Весь день я думал о Вальке. А вечером после ужина вылез в окно. Я бежал по улице, и полы халата развевались. Шлепанцы соскальзывали с ног. Прохожие шарахались, словно от черта, даже вскрикивали. А я, шлепая по лужам, думал: «Только бы на милицию не напороться».
Запыхавшись, распахнул дверь дома тетки Ульяны.
— Прибег? — спросила Валька, подымаясь из-за стола.
Я слова не мог выговорить.
— Я знала — прибегишь. Зачем же ты прибег?

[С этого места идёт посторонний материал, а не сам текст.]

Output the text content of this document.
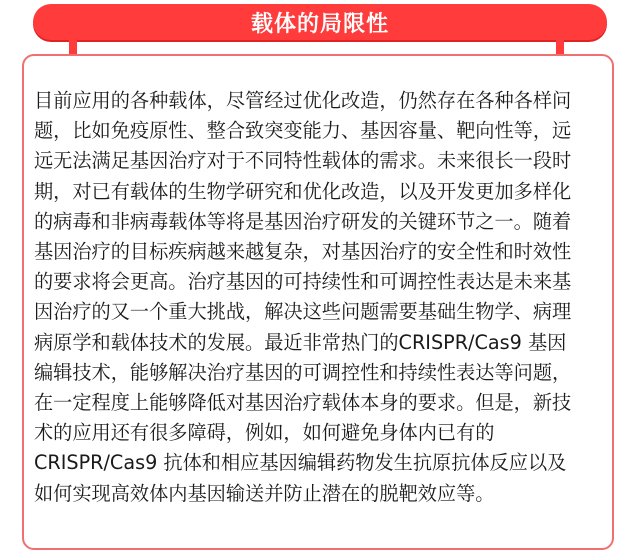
载体的局限性

目前应用的各种载体，尽管经过优化改造，仍然存在各种各样问
题，比如免疫原性、整合致突变能力、基因容量、靶向性等，远
远无法满足基因治疗对于不同特性载体的需求。未来很长一段时
期，对已有载体的生物学研究和优化改造，以及开发更加多样化
的病毒和非病毒载体等将是基因治疗研发的关键环节之一。随着
基因治疗的目标疾病越来越复杂，对基因治疗的安全性和时效性
的要求将会更高。治疗基因的可持续性和可调控性表达是未来基
因治疗的又一个重大挑战，解决这些问题需要基础生物学、病理
病原学和载体技术的发展。最近非常热门的CRISPR/Cas9 基因
编辑技术，能够解决治疗基因的可调控性和持续性表达等问题，
在一定程度上能够降低对基因治疗载体本身的要求。但是，新技
术的应用还有很多障碍，例如，如何避免身体内已有的
CRISPR/Cas9 抗体和相应基因编辑药物发生抗原抗体反应以及
如何实现高效体内基因输送并防止潜在的脱靶效应等。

— Объясниться, — наконец выговорил я.
В соседней комнате скрипнули пружины.
— Кого бог принес? — сонно спросила тетка Ульяна.
Валька приоткрыла дверь:
— Спи, спи… Это Жорка прибег.
— А-а, — отозвалась тетка Ульяна. — Чего ж он так поздно?
— Спи, спи, — повторила Валька и обернулась ко мне. — Гутарь, коли прибег.
— Не тут, — сказал я.
Мы вышли во двор. Было прохладно. В порту кричали буксиры — жалобно и тягуче. Сквозь оголенные ветки с уже набухшими почками виднелся лунный диск — холодный, как льдышка. Земля на дворе была в лунных бликах. Пахло сыростью.
— К дождю, — сказала Валька.
Она куталась в платок, а я стоял перед ней в халате нараспашку.
— Валька… — сказал я и потянулся к ней.
Она уперлась мне в грудь кулаком:
— Ты же гутарить прибег. Вот и гутарь.
— Валька, — пробормотал я. — Валька… Я люблю тебя.
— А!.. — Она махнула рукой. — Опостылели мне — не смотрела бы!
— И я?
— И ты.
— Но я тебя, честное слово, люблю.
— Хорошо гутаришь, да плохо делаешь. Я тебя еще когда упреждала — легко живешь. Зеленый ты! — Валька отвернулась.
— Давай разберемся! — воскликнул я. — Почему? Почему тебе можно, а мне нет?
Валька резко обернулась, задышала мне в лицо:
— Да потому, что мне без этого покуда нельзя. Мне без торговли этой — ложись и помирай. Вот Егор Егорович и делал мне снисхождение, хоть сам и зубами скрипел. А ты?..
— Ничего не понимаю, — прошептал я.
— Дурак — вот и не понимаешь, — сказала Валька. И добавила: — Уходи! Силов моих нет больше гутарить с тобой! Уходи!
Я ушел.
Моя отлучка не осталась незамеченной: на следующий день меня назначили на выписку.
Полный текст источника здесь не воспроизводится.